Xu, Keyulu, Hu, Weihua, Leskovec, Jure, and Jegelka, Stefanie
Computer Science - Machine Learning, Computer Science - Computer Vision and Pattern Recognition, and Statistics - Machine Learning
Graph Neural Networks (GNNs) are an effective framework for representation learning of graphs. GNNs follow a neighborhood aggregation scheme, where the representation vector of a node is computed by recursively aggregating and transforming representation vectors of its neighboring nodes. Many GNN variants have been proposed and have achieved state-of-the-art results on both node and graph classification tasks. However, despite GNNs revolutionizing graph representation learning, there is limited understanding of their representational properties and limitations. Here, we present a theoretical framework for analyzing the expressive power of GNNs to capture different graph structures.
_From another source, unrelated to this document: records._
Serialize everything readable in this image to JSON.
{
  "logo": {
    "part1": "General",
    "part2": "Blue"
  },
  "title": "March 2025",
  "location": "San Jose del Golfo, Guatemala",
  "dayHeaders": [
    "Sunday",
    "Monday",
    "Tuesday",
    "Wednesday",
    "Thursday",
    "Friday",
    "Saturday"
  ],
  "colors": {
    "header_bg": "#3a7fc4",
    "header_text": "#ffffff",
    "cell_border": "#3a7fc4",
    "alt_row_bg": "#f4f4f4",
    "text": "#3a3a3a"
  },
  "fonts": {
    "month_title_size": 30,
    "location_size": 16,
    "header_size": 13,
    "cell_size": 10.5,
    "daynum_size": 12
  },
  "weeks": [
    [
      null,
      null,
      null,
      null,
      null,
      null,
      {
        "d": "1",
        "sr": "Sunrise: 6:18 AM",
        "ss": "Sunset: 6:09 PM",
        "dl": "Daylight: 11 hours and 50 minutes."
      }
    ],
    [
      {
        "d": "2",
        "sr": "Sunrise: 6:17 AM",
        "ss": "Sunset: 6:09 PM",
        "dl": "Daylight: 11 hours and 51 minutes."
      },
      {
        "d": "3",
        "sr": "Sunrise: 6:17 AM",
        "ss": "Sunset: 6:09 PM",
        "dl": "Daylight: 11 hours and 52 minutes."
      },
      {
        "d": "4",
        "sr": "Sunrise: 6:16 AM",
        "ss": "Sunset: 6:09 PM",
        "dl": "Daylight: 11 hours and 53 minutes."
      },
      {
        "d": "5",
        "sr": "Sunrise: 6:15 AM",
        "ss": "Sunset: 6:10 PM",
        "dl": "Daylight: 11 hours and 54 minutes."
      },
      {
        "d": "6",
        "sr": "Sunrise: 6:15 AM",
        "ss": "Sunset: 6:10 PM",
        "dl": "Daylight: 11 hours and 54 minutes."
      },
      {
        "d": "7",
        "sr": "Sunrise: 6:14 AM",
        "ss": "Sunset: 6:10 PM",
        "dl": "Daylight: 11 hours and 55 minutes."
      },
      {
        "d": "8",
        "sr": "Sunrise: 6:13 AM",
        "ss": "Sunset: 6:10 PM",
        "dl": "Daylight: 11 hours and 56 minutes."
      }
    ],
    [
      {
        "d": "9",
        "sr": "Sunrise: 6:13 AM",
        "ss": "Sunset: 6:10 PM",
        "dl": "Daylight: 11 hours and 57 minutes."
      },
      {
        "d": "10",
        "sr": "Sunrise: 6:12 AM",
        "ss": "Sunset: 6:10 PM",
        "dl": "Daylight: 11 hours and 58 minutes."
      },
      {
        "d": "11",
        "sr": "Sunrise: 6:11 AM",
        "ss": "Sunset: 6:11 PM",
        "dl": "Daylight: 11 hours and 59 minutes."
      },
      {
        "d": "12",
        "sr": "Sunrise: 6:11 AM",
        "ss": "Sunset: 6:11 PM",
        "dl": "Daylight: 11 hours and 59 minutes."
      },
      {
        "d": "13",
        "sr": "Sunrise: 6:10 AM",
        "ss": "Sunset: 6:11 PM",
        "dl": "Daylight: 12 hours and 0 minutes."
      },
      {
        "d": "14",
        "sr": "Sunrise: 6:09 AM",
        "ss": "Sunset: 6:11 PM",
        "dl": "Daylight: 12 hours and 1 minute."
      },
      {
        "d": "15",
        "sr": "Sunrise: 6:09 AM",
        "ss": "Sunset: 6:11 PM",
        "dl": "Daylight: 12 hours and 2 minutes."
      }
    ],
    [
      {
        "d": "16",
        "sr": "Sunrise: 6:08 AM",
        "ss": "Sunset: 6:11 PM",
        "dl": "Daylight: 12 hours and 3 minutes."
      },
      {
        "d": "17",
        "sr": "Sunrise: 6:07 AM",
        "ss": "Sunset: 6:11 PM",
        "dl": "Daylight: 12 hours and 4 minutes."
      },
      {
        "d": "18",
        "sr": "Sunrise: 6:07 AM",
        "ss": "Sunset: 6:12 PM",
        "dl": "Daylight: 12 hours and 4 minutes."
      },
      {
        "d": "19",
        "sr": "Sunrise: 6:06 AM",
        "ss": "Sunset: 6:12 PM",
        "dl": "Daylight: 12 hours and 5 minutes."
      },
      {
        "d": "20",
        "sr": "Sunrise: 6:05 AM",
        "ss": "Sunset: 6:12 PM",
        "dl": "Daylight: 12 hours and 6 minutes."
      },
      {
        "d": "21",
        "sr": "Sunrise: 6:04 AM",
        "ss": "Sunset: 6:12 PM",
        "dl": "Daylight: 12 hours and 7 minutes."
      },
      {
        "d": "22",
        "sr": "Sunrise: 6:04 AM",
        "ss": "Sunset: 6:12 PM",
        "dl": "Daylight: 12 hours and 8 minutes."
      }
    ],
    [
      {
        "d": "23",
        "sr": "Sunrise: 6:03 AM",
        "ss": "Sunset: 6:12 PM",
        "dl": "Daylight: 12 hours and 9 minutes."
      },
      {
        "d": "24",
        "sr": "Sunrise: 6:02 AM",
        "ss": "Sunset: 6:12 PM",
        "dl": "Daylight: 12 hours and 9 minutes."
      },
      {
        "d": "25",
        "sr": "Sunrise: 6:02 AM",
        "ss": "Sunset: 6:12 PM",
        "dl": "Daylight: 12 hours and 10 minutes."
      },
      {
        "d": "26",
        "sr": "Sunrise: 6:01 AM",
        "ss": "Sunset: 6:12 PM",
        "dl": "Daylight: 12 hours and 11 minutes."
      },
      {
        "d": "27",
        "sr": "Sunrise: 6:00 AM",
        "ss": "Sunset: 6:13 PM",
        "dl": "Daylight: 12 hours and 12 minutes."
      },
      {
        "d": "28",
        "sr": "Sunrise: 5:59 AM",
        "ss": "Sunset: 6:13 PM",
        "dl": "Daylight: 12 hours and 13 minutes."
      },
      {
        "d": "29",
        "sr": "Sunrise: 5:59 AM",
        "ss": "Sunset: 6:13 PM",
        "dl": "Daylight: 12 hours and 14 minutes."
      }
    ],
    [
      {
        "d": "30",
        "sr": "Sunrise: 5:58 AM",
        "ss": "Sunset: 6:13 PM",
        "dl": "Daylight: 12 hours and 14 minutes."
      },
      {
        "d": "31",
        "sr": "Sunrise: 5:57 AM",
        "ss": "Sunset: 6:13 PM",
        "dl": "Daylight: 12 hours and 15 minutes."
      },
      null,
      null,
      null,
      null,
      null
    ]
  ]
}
Our results characterize the discriminative power of popular GNN variants, such as Graph Convolutional Networks and GraphSAGE, and show that they cannot learn to distinguish certain simple graph structures. We then develop a simple architecture that is provably the most expressive among the class of GNNs and is as powerful as the Weisfeiler-Lehman graph isomorphism test. We empirically validate our theoretical findings on a number of graph classification benchmarks, and demonstrate that our model achieves state-of-the-art performance.